Paare brauchen in allen Phasen ihrer Existenz Unterstützung, hier kann Beratung einen wichtigen Beitrag leisten.

Sexualberatung hilft Paaren, sich mit ihren Ängsten und Konflikten, soweit sie sich in der körperlich-sexuellen Interaktion manifestieren, auseinanderzusetzen und sie in ihrer Funktion und Bedeutung besser verstehen zu lernen.

Über Sexualität zu sprechen und sexuelle Probleme aktiv lösen zu wollen ist keine Selbstverständlichkeit und wird oft von Ängsten und Schamgefühlen begleitet. Daher ist es hilfreich, wenn Beraterinnen und Berater selbst unverkrampft mit diesem intimen Thema umgehen können.
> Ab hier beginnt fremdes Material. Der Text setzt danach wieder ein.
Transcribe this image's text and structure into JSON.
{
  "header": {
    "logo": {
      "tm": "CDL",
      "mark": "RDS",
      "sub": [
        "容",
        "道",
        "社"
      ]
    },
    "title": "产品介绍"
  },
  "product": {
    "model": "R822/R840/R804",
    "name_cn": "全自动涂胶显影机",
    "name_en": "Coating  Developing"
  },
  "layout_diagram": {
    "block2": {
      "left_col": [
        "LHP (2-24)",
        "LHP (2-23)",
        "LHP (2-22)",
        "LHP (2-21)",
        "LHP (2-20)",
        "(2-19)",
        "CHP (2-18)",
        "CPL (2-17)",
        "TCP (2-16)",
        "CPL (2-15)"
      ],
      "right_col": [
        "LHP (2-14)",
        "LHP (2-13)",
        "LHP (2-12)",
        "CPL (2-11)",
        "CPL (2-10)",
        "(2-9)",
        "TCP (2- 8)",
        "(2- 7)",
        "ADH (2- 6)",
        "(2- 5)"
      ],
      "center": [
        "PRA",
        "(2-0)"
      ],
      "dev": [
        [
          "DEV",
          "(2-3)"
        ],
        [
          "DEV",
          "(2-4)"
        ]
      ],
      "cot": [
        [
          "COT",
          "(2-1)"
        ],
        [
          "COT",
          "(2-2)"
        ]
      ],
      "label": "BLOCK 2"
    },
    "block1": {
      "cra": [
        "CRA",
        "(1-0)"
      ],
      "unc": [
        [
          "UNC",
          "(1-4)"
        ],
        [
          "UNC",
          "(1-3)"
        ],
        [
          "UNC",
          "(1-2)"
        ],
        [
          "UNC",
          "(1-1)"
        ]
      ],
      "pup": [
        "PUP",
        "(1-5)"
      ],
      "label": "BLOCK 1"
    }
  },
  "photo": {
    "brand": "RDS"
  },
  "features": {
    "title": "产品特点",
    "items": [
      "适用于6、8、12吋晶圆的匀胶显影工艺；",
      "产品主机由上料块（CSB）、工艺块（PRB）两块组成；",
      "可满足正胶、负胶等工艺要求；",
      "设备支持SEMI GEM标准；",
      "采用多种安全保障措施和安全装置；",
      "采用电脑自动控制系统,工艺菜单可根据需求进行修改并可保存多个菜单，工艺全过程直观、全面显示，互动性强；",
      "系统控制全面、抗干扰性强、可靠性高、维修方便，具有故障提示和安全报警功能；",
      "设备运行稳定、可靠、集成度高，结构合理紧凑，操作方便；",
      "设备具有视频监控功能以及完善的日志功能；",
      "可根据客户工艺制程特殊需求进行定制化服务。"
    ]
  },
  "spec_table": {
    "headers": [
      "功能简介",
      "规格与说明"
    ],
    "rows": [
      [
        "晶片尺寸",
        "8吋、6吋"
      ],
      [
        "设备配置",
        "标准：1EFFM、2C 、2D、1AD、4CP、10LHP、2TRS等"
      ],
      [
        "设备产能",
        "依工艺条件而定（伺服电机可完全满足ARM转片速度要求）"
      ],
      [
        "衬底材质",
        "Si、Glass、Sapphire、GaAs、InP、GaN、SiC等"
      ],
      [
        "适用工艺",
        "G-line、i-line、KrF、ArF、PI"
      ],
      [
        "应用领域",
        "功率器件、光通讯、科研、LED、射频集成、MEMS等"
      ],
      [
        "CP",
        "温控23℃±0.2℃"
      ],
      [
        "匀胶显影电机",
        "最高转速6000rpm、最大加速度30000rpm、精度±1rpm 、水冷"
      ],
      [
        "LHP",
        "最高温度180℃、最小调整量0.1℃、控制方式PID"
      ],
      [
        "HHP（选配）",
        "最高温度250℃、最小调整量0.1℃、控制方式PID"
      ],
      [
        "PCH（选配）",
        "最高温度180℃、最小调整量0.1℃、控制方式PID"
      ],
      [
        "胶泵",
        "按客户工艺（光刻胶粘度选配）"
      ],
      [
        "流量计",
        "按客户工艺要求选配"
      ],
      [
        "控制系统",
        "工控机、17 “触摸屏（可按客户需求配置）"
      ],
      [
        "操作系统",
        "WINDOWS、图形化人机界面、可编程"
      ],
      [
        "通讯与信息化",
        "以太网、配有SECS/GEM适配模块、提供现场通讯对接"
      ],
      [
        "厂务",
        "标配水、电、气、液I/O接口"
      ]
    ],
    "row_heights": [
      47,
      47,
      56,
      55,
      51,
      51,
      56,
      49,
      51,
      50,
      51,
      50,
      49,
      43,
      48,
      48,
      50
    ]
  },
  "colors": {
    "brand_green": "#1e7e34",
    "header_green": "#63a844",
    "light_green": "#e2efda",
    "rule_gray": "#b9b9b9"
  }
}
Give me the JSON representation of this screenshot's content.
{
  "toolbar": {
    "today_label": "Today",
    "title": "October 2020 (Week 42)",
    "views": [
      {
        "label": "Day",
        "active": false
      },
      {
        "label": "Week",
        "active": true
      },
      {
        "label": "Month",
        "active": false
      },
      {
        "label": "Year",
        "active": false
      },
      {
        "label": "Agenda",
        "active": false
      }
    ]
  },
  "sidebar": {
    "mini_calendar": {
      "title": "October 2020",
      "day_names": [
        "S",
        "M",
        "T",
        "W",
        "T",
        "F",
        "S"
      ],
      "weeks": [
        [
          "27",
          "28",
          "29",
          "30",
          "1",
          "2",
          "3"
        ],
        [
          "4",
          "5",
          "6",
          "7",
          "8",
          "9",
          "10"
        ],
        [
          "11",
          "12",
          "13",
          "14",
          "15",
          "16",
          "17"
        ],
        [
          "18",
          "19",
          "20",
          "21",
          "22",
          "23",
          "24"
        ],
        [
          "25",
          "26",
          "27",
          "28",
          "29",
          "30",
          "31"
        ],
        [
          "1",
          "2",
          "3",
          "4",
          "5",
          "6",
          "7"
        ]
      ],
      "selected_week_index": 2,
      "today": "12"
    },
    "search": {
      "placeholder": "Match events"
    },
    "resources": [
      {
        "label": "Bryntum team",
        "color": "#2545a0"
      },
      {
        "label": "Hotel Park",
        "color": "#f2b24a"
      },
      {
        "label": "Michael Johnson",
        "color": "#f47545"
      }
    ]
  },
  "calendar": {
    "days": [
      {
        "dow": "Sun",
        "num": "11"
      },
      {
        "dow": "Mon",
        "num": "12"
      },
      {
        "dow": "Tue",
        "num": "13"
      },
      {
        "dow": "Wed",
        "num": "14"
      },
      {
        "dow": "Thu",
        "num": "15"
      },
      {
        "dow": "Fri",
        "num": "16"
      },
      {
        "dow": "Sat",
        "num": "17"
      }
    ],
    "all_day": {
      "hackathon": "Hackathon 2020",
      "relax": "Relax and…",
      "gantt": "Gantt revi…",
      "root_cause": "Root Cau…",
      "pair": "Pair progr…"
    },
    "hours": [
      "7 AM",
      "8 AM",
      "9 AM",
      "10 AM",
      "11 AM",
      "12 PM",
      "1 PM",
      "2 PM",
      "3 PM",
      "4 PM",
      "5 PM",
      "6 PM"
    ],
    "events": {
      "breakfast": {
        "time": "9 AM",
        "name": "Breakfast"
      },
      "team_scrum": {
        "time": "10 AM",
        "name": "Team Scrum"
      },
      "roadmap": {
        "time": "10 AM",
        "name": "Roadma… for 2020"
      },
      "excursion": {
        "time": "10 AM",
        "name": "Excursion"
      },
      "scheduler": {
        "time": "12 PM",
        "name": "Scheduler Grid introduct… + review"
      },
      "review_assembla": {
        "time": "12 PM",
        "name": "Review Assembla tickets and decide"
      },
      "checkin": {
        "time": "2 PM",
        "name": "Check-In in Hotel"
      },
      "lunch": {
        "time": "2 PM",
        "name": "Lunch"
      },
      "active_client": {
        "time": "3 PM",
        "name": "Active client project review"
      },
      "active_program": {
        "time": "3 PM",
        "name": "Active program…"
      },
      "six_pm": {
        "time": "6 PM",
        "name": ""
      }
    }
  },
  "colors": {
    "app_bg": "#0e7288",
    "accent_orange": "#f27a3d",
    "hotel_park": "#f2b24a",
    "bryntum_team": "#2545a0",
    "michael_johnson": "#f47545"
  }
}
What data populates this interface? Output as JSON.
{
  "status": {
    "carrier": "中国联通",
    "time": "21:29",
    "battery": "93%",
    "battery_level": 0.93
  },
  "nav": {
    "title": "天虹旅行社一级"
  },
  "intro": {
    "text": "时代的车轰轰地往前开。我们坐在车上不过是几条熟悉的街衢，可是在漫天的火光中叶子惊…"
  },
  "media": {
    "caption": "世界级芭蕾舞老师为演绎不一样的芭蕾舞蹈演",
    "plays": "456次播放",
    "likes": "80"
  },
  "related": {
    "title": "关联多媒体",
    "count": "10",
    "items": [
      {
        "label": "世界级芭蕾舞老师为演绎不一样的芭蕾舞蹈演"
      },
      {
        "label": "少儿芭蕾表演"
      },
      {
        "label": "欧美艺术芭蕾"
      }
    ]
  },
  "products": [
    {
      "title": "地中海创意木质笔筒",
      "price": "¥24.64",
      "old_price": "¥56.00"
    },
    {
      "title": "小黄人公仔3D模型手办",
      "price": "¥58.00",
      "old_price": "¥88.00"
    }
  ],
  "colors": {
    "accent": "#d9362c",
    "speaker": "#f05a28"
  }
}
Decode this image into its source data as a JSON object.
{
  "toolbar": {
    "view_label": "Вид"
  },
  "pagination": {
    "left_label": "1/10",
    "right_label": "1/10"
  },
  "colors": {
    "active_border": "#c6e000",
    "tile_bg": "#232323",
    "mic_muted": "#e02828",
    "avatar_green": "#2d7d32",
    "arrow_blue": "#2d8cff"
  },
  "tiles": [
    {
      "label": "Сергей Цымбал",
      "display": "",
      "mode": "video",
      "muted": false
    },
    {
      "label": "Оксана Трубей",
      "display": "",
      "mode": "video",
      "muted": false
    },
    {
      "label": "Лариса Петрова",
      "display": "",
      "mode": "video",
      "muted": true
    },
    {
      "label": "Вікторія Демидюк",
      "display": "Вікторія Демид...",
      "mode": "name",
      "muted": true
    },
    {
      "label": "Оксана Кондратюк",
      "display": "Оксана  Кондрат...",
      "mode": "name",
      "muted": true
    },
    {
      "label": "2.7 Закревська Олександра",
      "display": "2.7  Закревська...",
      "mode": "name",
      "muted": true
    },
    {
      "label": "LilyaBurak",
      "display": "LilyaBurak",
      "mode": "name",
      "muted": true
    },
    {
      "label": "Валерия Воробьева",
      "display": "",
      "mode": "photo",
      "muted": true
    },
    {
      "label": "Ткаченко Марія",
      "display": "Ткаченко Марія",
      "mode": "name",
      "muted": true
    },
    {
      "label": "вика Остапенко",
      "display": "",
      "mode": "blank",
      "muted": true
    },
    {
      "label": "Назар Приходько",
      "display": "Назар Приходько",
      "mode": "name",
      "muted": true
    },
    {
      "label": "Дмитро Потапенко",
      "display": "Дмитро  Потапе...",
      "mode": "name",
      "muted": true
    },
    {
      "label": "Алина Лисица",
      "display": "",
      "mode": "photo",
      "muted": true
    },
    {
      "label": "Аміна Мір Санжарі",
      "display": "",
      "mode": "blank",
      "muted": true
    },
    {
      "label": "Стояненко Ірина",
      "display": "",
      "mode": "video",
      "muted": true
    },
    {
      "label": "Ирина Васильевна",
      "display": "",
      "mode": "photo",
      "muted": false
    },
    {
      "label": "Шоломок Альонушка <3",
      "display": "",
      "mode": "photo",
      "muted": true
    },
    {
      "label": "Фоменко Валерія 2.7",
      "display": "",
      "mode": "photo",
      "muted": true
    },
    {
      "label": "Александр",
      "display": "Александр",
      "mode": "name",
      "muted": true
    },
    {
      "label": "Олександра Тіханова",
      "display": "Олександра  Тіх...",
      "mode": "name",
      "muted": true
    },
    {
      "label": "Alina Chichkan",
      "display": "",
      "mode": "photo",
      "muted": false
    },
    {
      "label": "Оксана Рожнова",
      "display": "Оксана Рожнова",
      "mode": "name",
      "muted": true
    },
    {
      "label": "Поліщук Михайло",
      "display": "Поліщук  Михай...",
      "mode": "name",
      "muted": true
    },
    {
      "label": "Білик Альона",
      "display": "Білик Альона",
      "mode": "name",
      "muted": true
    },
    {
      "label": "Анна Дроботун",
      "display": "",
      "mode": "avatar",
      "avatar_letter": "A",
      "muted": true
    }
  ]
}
Deshalb sind sexualtherapeutische Fort- und Weiterbildungen für Ehe-, Familien- und Lebensberater wichtig.

Dass Beratung zu sexuellen und intimen Problemen auch ein wichtiger Teil von Paar- und Familienberatung ist, sollte selbstverständlicher und mehr in der Öffentlichkeit bekannt gemacht werden.